Fort d'un bonus offensif face à Carcassonne puis d'un défensif à Béziers, Aurillac pensait que Narbonne serait une formalité. Il n'en a rien été. Un premier acte insipide, pas spécialement digne de la Pro D2. À la décharge des trente bonhommes sur le terrain, il faut dire que les conditions ne prêtaient guère à de grandes envolées rugbystiques. De la pluie, des chandelles, des ballons tombés, des en-avants... bref un grand déchet pour un grand gâchis dans lequel les locaux sont pourtant sortis en tête. Menés après une pénalité de Pierre-Alexandre Dut sous les perches (17e), Maxime Petitjean va égaliser à la 33e, avant que ses coéquipiers, en force, n'envoie Briatte à Dame (38e).

Au-delà de ce 10-3 poussif, on retiendra en revanche la touche aurillacoise et surtout les quatre contres de Baptiste Hézard. Pour le reste on a attendra la deuxième mi-temps... ou pas. Car effectivement, il ne passera rien de plus dans le second acte. Toujours du jeu d'occupation, des ballons haut et des pertes de balles.
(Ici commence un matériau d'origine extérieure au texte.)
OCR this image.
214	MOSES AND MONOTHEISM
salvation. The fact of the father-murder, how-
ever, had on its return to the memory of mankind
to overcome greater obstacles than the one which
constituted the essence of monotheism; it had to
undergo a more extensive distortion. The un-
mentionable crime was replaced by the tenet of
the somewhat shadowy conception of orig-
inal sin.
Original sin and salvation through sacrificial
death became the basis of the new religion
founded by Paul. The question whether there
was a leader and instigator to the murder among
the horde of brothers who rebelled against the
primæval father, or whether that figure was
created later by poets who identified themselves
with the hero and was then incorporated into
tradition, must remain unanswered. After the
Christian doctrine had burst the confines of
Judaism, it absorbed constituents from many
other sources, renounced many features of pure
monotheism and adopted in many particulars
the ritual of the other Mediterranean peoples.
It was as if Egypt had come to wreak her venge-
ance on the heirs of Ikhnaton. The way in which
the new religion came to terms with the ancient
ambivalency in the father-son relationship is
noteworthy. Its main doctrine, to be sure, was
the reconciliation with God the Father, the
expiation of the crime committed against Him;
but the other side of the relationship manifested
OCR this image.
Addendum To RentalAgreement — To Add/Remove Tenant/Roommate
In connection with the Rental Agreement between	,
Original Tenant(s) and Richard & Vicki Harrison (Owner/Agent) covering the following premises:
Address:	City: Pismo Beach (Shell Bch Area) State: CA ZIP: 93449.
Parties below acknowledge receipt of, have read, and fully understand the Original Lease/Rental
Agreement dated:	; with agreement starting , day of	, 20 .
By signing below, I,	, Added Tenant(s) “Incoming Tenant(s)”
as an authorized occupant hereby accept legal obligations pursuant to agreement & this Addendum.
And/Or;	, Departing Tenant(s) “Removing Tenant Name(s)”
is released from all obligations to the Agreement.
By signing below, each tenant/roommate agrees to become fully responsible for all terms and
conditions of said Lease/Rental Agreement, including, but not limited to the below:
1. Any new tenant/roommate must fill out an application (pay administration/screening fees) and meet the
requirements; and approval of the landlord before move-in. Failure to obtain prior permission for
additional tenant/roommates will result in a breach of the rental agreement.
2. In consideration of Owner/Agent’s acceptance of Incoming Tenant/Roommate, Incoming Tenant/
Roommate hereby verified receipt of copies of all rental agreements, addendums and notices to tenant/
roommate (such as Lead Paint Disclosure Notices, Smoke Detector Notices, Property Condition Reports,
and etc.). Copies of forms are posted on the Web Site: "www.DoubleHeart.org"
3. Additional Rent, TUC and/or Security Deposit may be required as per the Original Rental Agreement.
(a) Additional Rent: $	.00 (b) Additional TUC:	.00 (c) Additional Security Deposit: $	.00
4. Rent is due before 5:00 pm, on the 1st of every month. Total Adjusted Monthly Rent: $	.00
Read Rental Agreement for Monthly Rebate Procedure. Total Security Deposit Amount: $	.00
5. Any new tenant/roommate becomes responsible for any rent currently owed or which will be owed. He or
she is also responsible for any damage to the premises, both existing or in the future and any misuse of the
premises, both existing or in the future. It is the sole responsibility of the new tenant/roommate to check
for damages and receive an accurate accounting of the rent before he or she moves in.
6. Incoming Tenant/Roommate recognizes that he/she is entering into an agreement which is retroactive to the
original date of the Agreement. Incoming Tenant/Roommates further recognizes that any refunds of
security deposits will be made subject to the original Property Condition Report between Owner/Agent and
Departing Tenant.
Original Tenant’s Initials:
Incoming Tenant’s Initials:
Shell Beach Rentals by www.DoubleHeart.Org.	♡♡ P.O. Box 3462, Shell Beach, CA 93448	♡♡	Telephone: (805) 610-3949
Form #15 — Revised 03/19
On s'ennuie ferme. Rien à se mettre sous la dent si ce n'est trois points de Dut (56e) qui ouvre aux Audois plus que la perspective d'un bonus défensif. Mais il y aura toujours un Aurillacois pour contrarier les petites intentions narbonnaises et toujours ce diable de Hézard pour survoler la touche. Comme l'a justement souligné Christian Labit à la fin du match, "nous n'avons pas nous ce petit rebond favorable et qui fait la différence". Aurillac pour en revanche dire merci à ce capricieux ballon quand, à la 76e, Joris Segonds va chercher Albert Valentin sur l'extérieur. Un ballon bien trop long dans l'en-but, mais qui, en touchant le sol, revient dans les mains de l'ailier qui n'en demandait pas tant. 15-6, score final et rien à dire de plus.

L'homme du match : Baptiste Hézard

Au four et au moulin, la tour de contrôle de la touche aurillacoise s'est aussi payé le luxe de contrer quatre fois les lancer de Deligny en première période. Il a constamment contrarié les lancements audois et le Stade aurillacois peut même lui dire merci d'avoir sorti les siens de quelques mauvais pas.